Russian President Vladimir Putin chairs a meeting with Italian businessmen via videoconference at the Novo-Ogaryovo residence outside Moscow, Russia, Wednesday, Jan. 26, 2022.   -   Copyright  Alexei Nikolsky, Sputnik, Kremlin Pool Photo via AP

Russian President Vladimir Putin met via video-link with business leaders from leading Italian companies on Wednesday, in spite of the tensions between Moscow and the West over Ukraine and NATO.

The meeting lasting over two hours was a severe embarrassment to the government in Rome, coming at a moment where Western powers have been threatening sanctions against Russia in the event of an attack on Ukraine.

The Russian president said Moscow saw Italy as one of its leading economic partners, in third place among EU countries in terms of trade volume.

Among the firms invited were the energy giants Eni and Enel, the tyre-maker Pirelli, and also the banks UniCredit and Intesa Sanpaolo and the insurance company Generali.

Mario Draghi's government reportedly called on Eni and Enel, firms in which the Italian state has a stake, to pull out of the meeting.
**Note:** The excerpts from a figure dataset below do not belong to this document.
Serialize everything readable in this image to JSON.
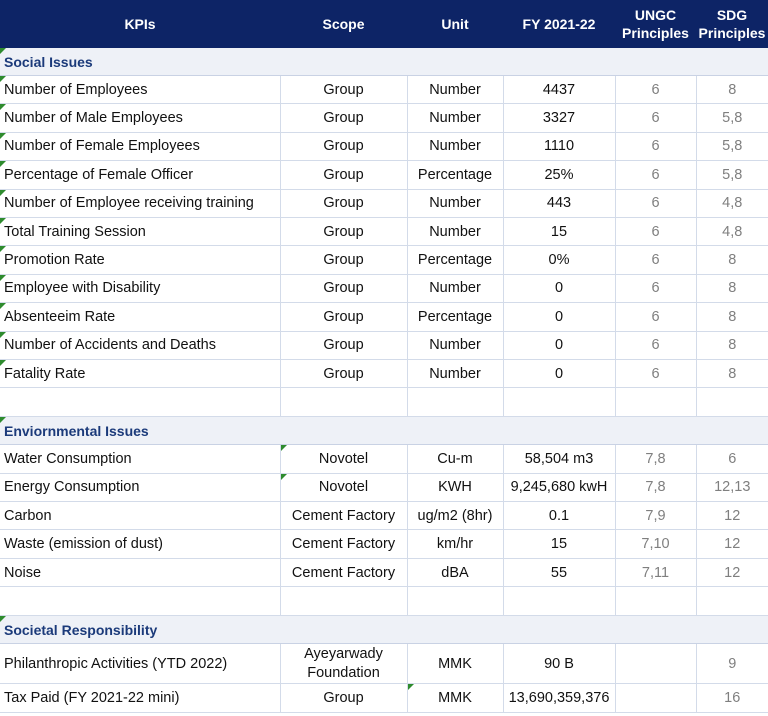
{
  "header": {
    "kpis": "KPIs",
    "scope": "Scope",
    "unit": "Unit",
    "fy": "FY 2021-22",
    "ungc_line1": "UNGC",
    "ungc_line2": "Principles",
    "sdg_line1": "SDG",
    "sdg_line2": "Principles"
  },
  "sections": {
    "social": "Social Issues",
    "environmental": "Enviornmental Issues",
    "societal": "Societal Responsibility"
  },
  "social_rows": [
    {
      "kpi": "Number of Employees",
      "scope": "Group",
      "unit": "Number",
      "value": "4437",
      "ungc": "6",
      "sdg": "8"
    },
    {
      "kpi": "Number of Male Employees",
      "scope": "Group",
      "unit": "Number",
      "value": "3327",
      "ungc": "6",
      "sdg": "5,8"
    },
    {
      "kpi": "Number of Female Employees",
      "scope": "Group",
      "unit": "Number",
      "value": "1110",
      "ungc": "6",
      "sdg": "5,8"
    },
    {
      "kpi": "Percentage of Female Officer",
      "scope": "Group",
      "unit": "Percentage",
      "value": "25%",
      "ungc": "6",
      "sdg": "5,8"
    },
    {
      "kpi": "Number of Employee receiving training",
      "scope": "Group",
      "unit": "Number",
      "value": "443",
      "ungc": "6",
      "sdg": "4,8"
    },
    {
      "kpi": "Total Training Session",
      "scope": "Group",
      "unit": "Number",
      "value": "15",
      "ungc": "6",
      "sdg": "4,8"
    },
    {
      "kpi": "Promotion Rate",
      "scope": "Group",
      "unit": "Percentage",
      "value": "0%",
      "ungc": "6",
      "sdg": "8"
    },
    {
      "kpi": "Employee with Disability",
      "scope": "Group",
      "unit": "Number",
      "value": "0",
      "ungc": "6",
      "sdg": "8"
    },
    {
      "kpi": "Absenteeim Rate",
      "scope": "Group",
      "unit": "Percentage",
      "value": "0",
      "ungc": "6",
      "sdg": "8"
    },
    {
      "kpi": "Number of Accidents and Deaths",
      "scope": "Group",
      "unit": "Number",
      "value": "0",
      "ungc": "6",
      "sdg": "8"
    },
    {
      "kpi": "Fatality Rate",
      "scope": "Group",
      "unit": "Number",
      "value": "0",
      "ungc": "6",
      "sdg": "8"
    }
  ],
  "env_rows": [
    {
      "kpi": "Water Consumption",
      "scope": "Novotel",
      "unit": "Cu-m",
      "value": "58,504 m3",
      "ungc": "7,8",
      "sdg": "6"
    },
    {
      "kpi": "Energy Consumption",
      "scope": "Novotel",
      "unit": "KWH",
      "value": "9,245,680 kwH",
      "ungc": "7,8",
      "sdg": "12,13"
    },
    {
      "kpi": "Carbon",
      "scope": "Cement Factory",
      "unit": "ug/m2 (8hr)",
      "value": "0.1",
      "ungc": "7,9",
      "sdg": "12"
    },
    {
      "kpi": "Waste (emission of dust)",
      "scope": "Cement Factory",
      "unit": "km/hr",
      "value": "15",
      "ungc": "7,10",
      "sdg": "12"
    },
    {
      "kpi": "Noise",
      "scope": "Cement Factory",
      "unit": "dBA",
      "value": "55",
      "ungc": "7,11",
      "sdg": "12"
    }
  ],
  "societal_rows": [
    {
      "kpi": "Philanthropic Activities (YTD 2022)",
      "scope": "Ayeyarwady Foundation",
      "unit": "MMK",
      "value": "90 B",
      "ungc": "",
      "sdg": "9"
    },
    {
      "kpi": "Tax Paid  (FY 2021-22 mini)",
      "scope": "Group",
      "unit": "MMK",
      "value": "13,690,359,376",
      "ungc": "",
      "sdg": "16"
    }
  ],
  "colors": {
    "header_bg": "#0d2466",
    "section_text": "#1b3a7a",
    "section_bg": "#eef1f7",
    "marker": "#2e8b2e"
  }
}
No government official was there.

Eni decided not to take part, a company spokesperson told AFP. But in Enel's case the appeal fell on deaf ears. Generali and Pirelli, which coorganised the event, were also present.

The business chiefs, who were in Rome and Milan were reportedly obliged to leave their mobiles outside while the videolink meeting took place.

Putin told his audience that Russia was "a trusted supplier of energy resources to Italian consumers". Gas prices have soared this winter and Russia is suspected of taking advantage of market tension to reduce deliveries and raise prices.

The president of the Italian-Russian Chamber of Commerce, Vincenzo Trani, noted there had been "some difficulties and challenging outside factors in recent years between Russia and Italy".

But he said the two nations "were always able to overcome them through dialogue".

The European Union, of which Italy is a member, imposed a raft of sanctions on Russia in 2014, as a response to the annexation of Ukraine's Crimean Peninsula.

The Italian economy has a chronic trade deficit with Russia. In 2019, before the pandemic struck, Russian imports into Italy were worth €14.3 billion, almost double the value of Italian exports to Russia which totalled €7.9 billion, according to Italian government figures.